複雑・ファジー小説

Re: 超能力者の落ちこぼれ(参照1000突破感謝!) ( No.136 )
日時: 2015/06/28 21:18
名前: ユッケ (ID: HHprIQBP)

切れた電話をポケットにしまいながら湯ノ沢が戻ってくる。

覚悟を決めて…何を踏み台にするのかを決めて…。

「みよりちゃん…キミは能力者だよね?」

「え…あ、あの…」

「キミの周りで超能力者っているよね? この画像に写っているのはキミ達だよね?」

プリントアウトされた画像には、後姿ではあるが廃工場で能力を発動させている人物達が写っている。

三好祐達がデビルアクトと戦った時の姿である。

「超能力者の落ちこぼれ……この中にいるんだよね? 彼? それとも彼女? それとも…キミなのかい?」

「し、知りません! 私達じゃありません!」

「あの溜り場に行ってキミ達と出会った時、確信したよ。
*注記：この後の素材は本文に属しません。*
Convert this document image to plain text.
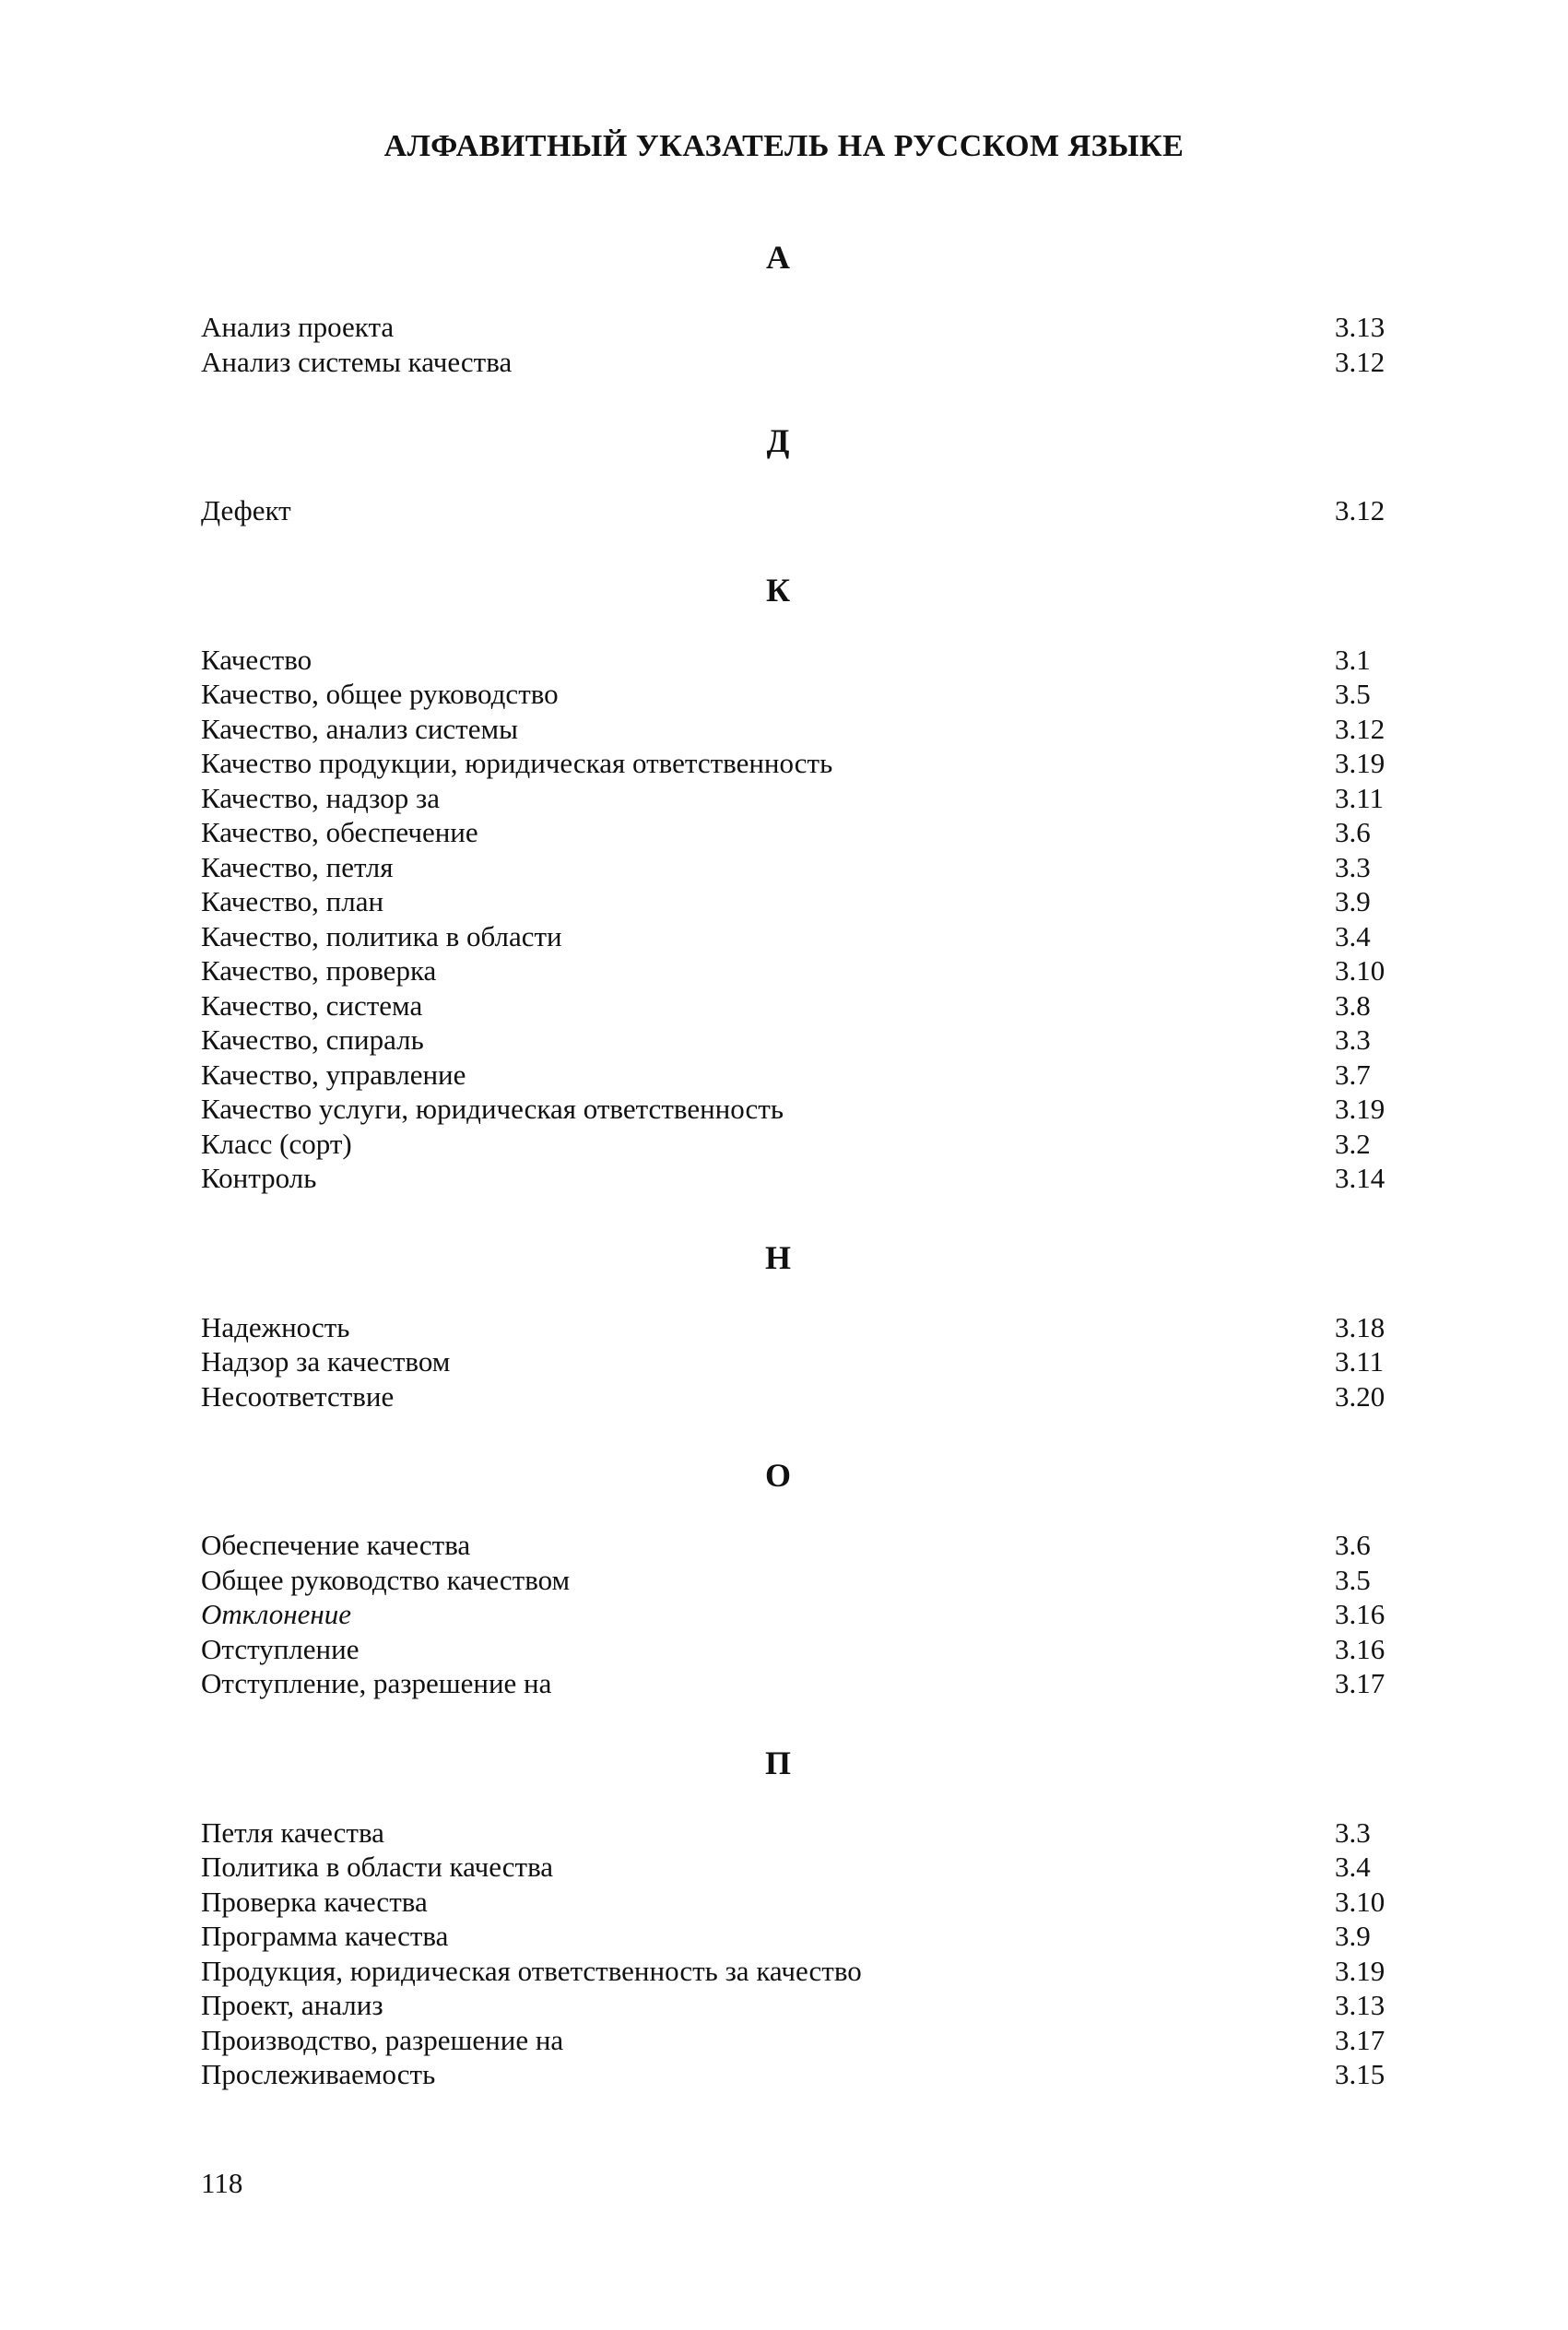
АЛФАВИТНЫЙ УКАЗАТЕЛЬ НА РУССКОМ ЯЗЫКЕ
А
Анализ проекта	3.13
Анализ системы качества	3.12
Д
Дефект	3.12
К
Качество	3.1
Качество, общее руководство	3.5
Качество, анализ системы	3.12
Качество продукции, юридическая ответственность	3.19
Качество, надзор за	3.11
Качество, обеспечение	3.6
Качество, петля	3.3
Качество, план	3.9
Качество, политика в области	3.4
Качество, проверка	3.10
Качество, система	3.8
Качество, спираль	3.3
Качество, управление	3.7
Качество услуги, юридическая ответственность	3.19
Класс (сорт)	3.2
Контроль	3.14
Н
Надежность	3.18
Надзор за качеством	3.11
Несоответствие	3.20
О
Обеспечение качества	3.6
Общее руководство качеством	3.5
Отклонение	3.16
Отступление	3.16
Отступление, разрешение на	3.17
П
Петля качества	3.3
Политика в области качества	3.4
Проверка качества	3.10
Программа качества	3.9
Продукция, юридическая ответственность за качество	3.19
Проект, анализ	3.13
Производство, разрешение на	3.17
Прослеживаемость	3.15

118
この画像に写っているのはキミ達だ! 誰が超能力者だ! 誰が落ちこぼれと言われている噂の人物なんだ!」

宮本みよりに湯ノ沢が詰め寄り、肩を掴む!

「いやっ!!」

「痛っ!」

宮本みよりから電気が流れて湯ノ沢が手を離す。

「キミ達の誰かのはずだ! アイツはそう言っていたんだ!」

「ひっ!」

「うぉおおおおおおおおおおお!!」

「ぐあっ!!」

再び詰め寄ろうとした湯ノ沢の体に何かが思いっきりぶつかって、湯ノ沢はゴロゴロと地面を転がった。

「みよりから離れろ!」

「先…輩っ……!」

三好祐が地面に転がる湯ノ沢を睨みつける。

「お前…! 三好祐!」

「湯ノ沢さん…アンタ何やってるんだよ! みよりは嫌がってる、僕達も日常を壊された…それが記者なのか!」

「お前に何が分かる! 人が雑誌に求めているのは話題だけだ! 俺の記事はもう必要とされてないんだ! 積み上げてきた物が崩れていくんだ…キャリアも、家族も、俺自信も、守っていかなきゃいけないんだ!」

激昂の湯ノ沢が三好を殴りつける!

「ぐっ! あがっ!」

「子供に何が分かる! 子供に大人の何が分かるんだ!!」

「ぐふっ!」

三好祐に勝ち目は無い。

ただ暴力を受け、耐えるだけだ。

三好祐は超能力者だ。“受けた能力を超能力として使う”

だから勝ち目が無い!

湯ノ沢通は無能力者だ。加えて大人だ。

三好祐は何か格闘技を習っていたわけではない。

だから単純に、大人には体格的に勝てない。